Count how many jumps it takes to empty a puddle – This is great for encouraging physical skills. Try to encourage jumping with 2 feet together if they can. They could also try to splash the water as high as they can!

Try adding a dash of food colouring or power paint to puddles. Use sticks to mix. This is a lovely way to introduce colour mixing.

Another beautiful and simple activity are these spectacular natural boats:

Two natural boats floating on a puddle

Boats can be as simple as getting leaves or bits of bark and floating them across the puddle.

The ones in this picture have been crafted by preschool children using a hand drill to cut a hole in pieces of wood, and then putting a stick into the hole as a sail.

9. Transport The Water

A forest site is a great place to encourage natural problem solving. Provide the children with loose parts such as:

different sized containers

pots and pans


tubes / pipes

sieves scoops and ladles.


Ask the children to see if they can move the puddles from one area to another.

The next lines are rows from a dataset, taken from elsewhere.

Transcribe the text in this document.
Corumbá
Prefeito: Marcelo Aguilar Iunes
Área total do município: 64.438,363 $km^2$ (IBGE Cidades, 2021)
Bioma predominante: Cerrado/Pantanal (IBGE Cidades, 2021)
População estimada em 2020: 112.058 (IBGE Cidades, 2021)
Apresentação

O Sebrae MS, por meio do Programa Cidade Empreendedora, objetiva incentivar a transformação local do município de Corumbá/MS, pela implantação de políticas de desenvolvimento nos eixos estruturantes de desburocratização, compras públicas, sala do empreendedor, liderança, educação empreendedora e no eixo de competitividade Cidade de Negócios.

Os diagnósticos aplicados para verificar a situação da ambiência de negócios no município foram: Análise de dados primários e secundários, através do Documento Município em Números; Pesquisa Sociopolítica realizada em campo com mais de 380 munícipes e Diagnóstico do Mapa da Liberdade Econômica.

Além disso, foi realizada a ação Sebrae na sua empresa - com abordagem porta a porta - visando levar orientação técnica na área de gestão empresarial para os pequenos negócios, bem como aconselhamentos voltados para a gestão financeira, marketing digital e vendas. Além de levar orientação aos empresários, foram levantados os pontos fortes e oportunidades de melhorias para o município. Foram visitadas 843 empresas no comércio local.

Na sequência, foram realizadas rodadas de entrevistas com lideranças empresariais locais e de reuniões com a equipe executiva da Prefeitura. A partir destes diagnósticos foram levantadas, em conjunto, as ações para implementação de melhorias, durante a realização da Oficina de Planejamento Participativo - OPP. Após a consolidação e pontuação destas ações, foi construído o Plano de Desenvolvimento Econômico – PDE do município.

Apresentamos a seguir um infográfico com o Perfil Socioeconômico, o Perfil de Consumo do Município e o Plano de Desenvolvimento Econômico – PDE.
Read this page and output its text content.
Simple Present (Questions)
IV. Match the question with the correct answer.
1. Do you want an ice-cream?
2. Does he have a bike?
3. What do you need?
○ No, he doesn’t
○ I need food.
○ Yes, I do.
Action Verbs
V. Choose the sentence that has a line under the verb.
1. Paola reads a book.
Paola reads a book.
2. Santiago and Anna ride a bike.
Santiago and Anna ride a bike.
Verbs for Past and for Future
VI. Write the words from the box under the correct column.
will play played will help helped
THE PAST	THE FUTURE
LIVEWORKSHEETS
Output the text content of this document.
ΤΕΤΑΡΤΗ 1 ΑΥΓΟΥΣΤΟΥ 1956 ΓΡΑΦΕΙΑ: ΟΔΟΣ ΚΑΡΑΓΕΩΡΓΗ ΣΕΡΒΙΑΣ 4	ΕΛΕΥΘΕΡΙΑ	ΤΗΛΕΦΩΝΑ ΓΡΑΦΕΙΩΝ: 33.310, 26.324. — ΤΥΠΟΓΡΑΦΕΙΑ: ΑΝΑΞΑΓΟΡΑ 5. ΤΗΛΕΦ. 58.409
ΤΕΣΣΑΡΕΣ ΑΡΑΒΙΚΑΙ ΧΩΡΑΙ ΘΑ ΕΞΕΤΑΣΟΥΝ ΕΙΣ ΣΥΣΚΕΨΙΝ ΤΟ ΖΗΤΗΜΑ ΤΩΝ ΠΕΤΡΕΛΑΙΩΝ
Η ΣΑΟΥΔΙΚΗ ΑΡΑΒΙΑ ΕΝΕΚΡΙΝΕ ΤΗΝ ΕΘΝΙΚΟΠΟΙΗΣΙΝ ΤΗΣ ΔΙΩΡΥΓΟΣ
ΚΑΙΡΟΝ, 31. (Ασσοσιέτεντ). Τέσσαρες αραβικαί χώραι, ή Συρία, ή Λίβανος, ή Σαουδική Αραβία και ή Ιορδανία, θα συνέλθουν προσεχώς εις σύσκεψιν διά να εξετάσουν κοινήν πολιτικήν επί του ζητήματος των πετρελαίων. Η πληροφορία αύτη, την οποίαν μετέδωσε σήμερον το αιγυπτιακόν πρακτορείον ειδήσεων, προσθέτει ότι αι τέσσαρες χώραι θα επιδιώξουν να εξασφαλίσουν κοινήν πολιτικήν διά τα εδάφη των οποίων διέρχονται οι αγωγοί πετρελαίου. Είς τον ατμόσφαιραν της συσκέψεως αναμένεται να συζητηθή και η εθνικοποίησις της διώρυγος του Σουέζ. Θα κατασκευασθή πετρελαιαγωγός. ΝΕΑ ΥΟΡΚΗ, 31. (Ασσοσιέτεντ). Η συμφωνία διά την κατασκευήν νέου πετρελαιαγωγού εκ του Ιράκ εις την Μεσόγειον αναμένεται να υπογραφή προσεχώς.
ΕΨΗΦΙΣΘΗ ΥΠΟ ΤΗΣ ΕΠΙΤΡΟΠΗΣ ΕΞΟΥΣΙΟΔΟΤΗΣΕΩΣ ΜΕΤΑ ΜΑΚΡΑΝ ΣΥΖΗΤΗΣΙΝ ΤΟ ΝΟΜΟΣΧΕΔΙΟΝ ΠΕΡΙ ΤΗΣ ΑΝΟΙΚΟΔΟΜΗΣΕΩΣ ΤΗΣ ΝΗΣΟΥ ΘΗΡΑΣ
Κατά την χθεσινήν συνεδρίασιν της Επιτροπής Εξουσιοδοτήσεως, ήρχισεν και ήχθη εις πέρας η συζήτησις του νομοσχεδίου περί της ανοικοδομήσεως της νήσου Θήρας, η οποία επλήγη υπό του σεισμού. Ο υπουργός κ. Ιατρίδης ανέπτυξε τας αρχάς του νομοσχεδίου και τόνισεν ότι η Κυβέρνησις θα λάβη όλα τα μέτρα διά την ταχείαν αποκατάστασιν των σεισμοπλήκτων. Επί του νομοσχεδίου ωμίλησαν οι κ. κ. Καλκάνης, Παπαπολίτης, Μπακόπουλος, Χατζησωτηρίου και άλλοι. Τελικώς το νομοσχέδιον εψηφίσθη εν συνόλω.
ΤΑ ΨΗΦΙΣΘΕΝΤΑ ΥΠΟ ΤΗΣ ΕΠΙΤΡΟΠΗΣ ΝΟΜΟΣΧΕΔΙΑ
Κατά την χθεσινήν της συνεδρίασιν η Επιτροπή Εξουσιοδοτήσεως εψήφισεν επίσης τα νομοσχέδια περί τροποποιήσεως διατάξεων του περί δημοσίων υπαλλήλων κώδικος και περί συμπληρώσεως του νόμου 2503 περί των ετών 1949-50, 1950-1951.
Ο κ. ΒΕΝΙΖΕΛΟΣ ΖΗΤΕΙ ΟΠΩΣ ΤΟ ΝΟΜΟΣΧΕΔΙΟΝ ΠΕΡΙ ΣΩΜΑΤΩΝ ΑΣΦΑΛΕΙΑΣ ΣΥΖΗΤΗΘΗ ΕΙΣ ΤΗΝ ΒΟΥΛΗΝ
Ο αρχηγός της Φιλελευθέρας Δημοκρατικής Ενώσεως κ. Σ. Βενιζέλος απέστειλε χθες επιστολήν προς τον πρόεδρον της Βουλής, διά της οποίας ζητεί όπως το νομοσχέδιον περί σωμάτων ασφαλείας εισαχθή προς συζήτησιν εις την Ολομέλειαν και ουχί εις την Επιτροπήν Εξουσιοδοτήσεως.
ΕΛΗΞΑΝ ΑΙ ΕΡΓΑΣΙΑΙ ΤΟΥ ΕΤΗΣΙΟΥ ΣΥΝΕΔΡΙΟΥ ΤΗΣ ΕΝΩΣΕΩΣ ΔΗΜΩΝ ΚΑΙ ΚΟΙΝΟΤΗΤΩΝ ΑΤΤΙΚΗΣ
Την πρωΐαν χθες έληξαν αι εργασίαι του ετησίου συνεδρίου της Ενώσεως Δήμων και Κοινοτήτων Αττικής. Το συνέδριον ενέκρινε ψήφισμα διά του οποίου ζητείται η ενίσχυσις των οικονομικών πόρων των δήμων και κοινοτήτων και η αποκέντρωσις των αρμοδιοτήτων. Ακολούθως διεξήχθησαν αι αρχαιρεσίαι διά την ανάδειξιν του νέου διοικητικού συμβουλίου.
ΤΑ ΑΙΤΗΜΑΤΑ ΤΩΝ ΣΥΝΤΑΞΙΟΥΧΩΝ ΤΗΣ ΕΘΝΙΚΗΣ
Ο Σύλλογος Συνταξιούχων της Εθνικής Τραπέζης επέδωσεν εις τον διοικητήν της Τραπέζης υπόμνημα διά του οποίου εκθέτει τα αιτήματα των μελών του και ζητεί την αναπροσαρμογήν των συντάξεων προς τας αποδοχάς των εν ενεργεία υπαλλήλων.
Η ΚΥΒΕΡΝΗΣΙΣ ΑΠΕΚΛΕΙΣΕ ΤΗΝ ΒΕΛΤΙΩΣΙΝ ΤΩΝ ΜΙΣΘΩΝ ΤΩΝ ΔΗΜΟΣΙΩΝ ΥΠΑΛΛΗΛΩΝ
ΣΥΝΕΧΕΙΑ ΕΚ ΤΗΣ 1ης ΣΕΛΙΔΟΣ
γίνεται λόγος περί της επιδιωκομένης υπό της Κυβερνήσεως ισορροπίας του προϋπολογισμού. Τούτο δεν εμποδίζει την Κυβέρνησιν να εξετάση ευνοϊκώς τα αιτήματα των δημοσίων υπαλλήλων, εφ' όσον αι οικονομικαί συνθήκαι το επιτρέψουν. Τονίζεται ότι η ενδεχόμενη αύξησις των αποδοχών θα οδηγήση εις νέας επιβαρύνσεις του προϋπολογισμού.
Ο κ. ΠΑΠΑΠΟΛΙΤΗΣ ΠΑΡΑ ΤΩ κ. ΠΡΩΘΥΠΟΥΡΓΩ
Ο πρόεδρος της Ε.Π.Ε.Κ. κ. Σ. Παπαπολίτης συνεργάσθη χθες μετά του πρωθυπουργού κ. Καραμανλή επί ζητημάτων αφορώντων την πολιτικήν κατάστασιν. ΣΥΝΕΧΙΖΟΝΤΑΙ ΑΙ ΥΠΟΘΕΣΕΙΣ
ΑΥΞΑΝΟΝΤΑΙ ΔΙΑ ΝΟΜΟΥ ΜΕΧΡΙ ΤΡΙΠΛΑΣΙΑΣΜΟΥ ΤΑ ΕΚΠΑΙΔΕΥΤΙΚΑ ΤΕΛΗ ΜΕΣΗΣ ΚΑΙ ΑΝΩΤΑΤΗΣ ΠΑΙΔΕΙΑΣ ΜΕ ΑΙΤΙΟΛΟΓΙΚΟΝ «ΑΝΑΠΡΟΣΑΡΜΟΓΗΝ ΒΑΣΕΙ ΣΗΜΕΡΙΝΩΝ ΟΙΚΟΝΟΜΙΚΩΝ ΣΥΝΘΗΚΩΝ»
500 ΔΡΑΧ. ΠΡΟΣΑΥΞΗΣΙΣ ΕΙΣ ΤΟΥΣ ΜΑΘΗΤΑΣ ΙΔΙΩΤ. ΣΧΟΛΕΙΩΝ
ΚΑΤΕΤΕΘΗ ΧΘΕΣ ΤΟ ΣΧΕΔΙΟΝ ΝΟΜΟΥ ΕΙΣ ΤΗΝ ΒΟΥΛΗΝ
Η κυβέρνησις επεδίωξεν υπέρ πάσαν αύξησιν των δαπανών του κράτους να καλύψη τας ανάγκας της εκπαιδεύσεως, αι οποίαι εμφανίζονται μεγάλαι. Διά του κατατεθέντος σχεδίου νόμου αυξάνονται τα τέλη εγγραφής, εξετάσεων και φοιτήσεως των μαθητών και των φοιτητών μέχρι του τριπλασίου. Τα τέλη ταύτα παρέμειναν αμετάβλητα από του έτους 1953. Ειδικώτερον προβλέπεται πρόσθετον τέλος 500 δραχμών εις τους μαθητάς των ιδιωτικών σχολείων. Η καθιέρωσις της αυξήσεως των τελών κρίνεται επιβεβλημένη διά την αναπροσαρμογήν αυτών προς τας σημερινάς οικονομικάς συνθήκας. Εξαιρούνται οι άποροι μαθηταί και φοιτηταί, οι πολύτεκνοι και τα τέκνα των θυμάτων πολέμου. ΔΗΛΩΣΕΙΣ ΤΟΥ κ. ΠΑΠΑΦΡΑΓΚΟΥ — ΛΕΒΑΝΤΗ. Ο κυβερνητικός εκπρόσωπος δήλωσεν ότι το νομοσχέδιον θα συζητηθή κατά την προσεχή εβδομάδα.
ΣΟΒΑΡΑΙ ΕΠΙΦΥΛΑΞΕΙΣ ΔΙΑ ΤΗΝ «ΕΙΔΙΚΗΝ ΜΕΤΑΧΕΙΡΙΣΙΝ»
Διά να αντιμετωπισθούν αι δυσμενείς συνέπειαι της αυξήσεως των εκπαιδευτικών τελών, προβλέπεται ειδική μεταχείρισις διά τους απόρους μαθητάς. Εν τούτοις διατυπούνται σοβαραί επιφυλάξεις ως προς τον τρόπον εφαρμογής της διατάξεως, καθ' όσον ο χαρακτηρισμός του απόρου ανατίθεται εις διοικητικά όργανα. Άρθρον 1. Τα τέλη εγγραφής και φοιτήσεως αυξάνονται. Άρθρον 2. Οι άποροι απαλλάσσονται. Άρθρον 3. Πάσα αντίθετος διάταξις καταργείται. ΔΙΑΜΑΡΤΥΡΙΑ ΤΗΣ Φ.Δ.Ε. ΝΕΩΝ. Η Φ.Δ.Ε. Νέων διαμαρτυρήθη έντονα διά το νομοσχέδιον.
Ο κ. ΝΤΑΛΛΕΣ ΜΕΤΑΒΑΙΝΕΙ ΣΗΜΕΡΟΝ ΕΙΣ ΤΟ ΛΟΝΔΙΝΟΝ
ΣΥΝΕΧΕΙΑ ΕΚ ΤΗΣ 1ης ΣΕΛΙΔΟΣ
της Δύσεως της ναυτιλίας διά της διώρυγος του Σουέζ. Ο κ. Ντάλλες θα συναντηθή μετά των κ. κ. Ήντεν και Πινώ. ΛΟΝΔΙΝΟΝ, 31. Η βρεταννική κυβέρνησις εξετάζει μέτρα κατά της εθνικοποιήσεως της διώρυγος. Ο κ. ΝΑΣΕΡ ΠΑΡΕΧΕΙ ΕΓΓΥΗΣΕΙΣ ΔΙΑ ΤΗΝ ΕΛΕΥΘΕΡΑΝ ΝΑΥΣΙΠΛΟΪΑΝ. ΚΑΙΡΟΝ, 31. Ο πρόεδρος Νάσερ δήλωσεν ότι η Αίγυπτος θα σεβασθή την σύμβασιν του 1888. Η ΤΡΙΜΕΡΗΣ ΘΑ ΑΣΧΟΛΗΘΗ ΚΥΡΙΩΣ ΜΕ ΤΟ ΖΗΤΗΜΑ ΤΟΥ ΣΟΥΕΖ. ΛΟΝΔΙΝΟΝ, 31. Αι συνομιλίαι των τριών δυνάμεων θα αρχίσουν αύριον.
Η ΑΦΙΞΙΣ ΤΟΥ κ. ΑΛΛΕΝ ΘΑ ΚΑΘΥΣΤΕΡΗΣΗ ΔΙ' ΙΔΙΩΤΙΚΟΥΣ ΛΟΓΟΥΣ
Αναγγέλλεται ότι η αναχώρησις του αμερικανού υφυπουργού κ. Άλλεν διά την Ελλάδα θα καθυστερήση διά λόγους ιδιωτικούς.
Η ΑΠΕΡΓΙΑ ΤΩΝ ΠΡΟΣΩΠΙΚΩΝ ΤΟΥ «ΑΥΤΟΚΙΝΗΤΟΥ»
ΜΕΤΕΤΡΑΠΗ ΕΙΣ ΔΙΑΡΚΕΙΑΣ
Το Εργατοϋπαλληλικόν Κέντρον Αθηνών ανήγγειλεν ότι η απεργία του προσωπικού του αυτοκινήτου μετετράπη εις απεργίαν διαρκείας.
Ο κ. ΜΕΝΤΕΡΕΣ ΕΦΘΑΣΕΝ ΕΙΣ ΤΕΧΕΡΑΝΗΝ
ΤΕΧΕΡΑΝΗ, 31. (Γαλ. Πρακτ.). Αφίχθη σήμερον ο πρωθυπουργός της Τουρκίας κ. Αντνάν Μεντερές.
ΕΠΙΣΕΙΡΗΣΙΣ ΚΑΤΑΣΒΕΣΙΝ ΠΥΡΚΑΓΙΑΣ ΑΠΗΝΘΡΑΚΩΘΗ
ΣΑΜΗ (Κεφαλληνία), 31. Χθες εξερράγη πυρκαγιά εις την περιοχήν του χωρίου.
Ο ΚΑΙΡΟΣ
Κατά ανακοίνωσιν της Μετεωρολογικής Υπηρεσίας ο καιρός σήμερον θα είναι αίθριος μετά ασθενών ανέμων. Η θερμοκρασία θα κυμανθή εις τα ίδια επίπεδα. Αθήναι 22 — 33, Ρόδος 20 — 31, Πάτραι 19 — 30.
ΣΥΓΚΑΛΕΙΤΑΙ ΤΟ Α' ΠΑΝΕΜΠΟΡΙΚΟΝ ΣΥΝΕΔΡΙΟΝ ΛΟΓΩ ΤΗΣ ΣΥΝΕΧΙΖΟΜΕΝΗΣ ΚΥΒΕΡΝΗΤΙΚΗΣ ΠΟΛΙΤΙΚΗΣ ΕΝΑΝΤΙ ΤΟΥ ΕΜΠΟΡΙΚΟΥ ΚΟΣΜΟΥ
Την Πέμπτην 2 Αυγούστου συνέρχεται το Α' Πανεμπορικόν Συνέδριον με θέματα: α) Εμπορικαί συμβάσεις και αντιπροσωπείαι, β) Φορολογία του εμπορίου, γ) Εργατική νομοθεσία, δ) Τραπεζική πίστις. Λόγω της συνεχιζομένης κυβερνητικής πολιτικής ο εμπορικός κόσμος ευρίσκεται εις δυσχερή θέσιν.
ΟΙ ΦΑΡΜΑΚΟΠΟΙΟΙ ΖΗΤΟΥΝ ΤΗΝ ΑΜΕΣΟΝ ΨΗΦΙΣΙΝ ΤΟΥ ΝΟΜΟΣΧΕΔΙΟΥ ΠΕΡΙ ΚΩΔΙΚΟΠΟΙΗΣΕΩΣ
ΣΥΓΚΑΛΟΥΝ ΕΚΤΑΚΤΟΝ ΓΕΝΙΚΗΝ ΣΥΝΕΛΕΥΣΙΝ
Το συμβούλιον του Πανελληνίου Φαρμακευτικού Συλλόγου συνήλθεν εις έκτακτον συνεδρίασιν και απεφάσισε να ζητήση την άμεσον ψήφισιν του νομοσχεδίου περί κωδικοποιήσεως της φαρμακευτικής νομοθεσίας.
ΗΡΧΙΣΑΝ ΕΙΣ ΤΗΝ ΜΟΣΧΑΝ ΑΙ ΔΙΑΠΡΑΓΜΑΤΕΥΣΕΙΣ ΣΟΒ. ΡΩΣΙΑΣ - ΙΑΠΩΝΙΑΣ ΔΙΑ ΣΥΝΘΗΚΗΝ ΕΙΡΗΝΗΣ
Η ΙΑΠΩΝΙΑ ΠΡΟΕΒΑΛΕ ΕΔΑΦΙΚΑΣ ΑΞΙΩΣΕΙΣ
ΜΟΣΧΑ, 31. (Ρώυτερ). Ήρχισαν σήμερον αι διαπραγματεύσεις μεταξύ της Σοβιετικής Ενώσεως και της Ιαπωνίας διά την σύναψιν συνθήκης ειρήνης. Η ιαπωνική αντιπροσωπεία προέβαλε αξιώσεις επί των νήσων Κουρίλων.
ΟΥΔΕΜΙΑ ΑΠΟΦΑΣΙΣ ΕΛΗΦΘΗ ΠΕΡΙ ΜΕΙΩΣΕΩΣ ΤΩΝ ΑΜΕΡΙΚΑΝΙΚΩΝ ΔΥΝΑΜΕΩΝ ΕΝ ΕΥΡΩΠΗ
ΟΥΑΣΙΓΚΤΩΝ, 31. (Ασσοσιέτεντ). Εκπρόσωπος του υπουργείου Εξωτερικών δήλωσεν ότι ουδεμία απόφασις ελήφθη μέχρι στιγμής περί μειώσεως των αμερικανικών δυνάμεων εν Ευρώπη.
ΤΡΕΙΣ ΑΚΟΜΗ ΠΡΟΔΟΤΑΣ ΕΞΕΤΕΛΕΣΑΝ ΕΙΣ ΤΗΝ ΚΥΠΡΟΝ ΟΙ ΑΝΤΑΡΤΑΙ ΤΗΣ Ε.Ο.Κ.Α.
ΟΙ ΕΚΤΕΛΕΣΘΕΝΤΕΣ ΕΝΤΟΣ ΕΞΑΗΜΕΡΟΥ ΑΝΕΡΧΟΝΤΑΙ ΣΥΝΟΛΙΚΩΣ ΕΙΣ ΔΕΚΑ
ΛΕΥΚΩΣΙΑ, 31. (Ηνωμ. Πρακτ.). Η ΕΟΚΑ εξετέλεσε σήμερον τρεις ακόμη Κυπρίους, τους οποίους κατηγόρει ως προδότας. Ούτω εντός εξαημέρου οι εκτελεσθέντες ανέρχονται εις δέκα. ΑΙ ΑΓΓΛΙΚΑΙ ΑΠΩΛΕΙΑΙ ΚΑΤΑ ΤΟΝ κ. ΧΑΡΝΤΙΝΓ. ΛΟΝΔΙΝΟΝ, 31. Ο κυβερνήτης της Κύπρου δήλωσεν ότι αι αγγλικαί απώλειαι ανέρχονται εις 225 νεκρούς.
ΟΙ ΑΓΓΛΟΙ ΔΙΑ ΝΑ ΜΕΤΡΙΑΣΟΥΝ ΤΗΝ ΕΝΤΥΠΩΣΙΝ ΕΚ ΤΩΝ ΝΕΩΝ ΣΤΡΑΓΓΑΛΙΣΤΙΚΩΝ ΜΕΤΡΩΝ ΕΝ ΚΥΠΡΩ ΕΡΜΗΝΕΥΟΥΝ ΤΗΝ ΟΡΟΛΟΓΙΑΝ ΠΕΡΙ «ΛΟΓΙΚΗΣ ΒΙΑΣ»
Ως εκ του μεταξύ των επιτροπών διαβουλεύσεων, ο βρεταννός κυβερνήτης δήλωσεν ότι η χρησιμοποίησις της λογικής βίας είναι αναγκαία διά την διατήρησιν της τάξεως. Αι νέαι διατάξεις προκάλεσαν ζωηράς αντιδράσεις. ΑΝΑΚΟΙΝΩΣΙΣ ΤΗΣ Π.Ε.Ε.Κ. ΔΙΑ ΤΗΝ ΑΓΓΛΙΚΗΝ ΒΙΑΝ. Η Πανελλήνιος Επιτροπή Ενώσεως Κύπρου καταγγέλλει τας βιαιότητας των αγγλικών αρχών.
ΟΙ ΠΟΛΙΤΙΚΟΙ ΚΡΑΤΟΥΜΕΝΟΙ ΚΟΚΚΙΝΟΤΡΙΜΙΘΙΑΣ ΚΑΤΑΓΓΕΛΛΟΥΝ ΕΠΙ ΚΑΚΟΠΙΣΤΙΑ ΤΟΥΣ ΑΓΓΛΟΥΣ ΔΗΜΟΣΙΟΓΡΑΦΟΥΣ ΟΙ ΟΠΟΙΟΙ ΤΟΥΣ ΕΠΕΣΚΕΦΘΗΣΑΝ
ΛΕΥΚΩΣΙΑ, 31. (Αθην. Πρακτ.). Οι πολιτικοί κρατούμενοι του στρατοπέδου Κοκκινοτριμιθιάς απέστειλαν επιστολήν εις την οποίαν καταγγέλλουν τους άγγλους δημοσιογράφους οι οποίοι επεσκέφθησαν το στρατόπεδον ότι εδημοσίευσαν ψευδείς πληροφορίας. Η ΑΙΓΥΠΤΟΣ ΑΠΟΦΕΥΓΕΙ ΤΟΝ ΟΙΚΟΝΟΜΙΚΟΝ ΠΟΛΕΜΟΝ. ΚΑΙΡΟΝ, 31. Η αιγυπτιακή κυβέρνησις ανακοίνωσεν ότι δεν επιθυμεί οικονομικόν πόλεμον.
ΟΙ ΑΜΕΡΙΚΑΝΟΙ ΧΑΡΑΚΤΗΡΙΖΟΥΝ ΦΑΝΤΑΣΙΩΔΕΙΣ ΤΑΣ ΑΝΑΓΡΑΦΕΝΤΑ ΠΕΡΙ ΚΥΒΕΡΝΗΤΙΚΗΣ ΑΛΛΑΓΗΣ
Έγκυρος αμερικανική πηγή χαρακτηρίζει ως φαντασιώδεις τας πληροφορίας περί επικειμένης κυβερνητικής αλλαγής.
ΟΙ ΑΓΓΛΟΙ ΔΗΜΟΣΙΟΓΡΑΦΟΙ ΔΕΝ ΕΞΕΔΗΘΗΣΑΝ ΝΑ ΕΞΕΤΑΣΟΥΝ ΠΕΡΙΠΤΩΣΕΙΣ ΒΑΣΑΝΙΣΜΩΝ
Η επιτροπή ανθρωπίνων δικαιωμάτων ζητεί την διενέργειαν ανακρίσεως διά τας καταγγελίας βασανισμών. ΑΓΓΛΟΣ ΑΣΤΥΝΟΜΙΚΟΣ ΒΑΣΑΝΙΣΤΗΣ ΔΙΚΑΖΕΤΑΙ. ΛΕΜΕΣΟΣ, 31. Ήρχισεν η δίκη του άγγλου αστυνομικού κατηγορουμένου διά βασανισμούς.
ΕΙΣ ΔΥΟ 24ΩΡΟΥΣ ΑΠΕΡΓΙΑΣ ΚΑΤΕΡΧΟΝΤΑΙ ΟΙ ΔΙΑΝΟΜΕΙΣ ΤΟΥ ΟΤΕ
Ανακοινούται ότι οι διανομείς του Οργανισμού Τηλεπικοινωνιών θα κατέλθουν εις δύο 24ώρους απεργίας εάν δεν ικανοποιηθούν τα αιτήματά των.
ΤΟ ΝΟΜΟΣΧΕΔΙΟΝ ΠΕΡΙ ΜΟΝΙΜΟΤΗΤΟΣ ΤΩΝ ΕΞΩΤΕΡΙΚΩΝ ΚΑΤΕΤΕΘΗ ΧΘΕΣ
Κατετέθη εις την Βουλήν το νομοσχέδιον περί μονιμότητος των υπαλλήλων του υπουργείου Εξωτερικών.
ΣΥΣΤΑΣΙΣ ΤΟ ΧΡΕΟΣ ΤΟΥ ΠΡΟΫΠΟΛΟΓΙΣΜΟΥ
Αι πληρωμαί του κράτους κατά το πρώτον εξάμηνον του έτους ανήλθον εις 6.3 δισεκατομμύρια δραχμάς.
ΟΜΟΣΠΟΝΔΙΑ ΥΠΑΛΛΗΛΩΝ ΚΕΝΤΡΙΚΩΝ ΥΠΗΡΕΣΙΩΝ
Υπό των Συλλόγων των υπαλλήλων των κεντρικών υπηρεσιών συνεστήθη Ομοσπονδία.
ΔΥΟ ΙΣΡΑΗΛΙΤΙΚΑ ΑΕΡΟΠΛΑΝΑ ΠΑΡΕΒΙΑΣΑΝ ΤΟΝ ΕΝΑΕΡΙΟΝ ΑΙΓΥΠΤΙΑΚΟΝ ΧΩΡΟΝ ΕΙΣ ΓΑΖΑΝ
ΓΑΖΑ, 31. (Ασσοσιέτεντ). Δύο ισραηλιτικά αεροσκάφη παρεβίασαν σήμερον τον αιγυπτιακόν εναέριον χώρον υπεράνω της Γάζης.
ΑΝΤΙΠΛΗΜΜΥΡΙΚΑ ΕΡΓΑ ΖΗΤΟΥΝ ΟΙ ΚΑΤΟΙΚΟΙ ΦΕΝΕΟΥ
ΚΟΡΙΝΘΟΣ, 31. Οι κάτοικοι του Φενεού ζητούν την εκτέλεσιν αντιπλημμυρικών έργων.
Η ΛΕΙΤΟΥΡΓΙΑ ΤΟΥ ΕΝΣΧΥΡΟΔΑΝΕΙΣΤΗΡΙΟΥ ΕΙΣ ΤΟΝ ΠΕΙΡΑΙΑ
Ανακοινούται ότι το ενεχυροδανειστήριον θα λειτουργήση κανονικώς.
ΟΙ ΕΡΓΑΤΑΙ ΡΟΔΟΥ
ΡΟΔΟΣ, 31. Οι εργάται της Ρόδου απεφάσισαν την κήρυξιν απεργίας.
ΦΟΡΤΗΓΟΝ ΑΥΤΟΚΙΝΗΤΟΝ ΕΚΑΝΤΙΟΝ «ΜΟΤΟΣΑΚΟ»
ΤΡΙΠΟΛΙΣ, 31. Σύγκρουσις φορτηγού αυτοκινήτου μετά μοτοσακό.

10. Reflect And Have Fun!!

You only get one chance to be a young child! That’s why we need to seize the day sometimes and go with the moment.

When the snow comes down, get out there and have fun!

Show the children how lie down and kick up snow angels (lie on your back and wave your arms and legs up and down to leave an angel print in the snow).

Build the biggest snowman you can together or find sticks and write your names in the snow.

If a rainbow appears in the Winter sky, take the time to pause and wonder about it.

Ask the children to tell you their Winter Wishes. A lovely time to do this is sitting around the campfire.

If they could wish for anything in the world what would they wish for themselves, for their friends, and for the creatures in the Forest?

You could light a candle if you want to create more atmosphere.

Remember, having fun is essential to children’s well-being.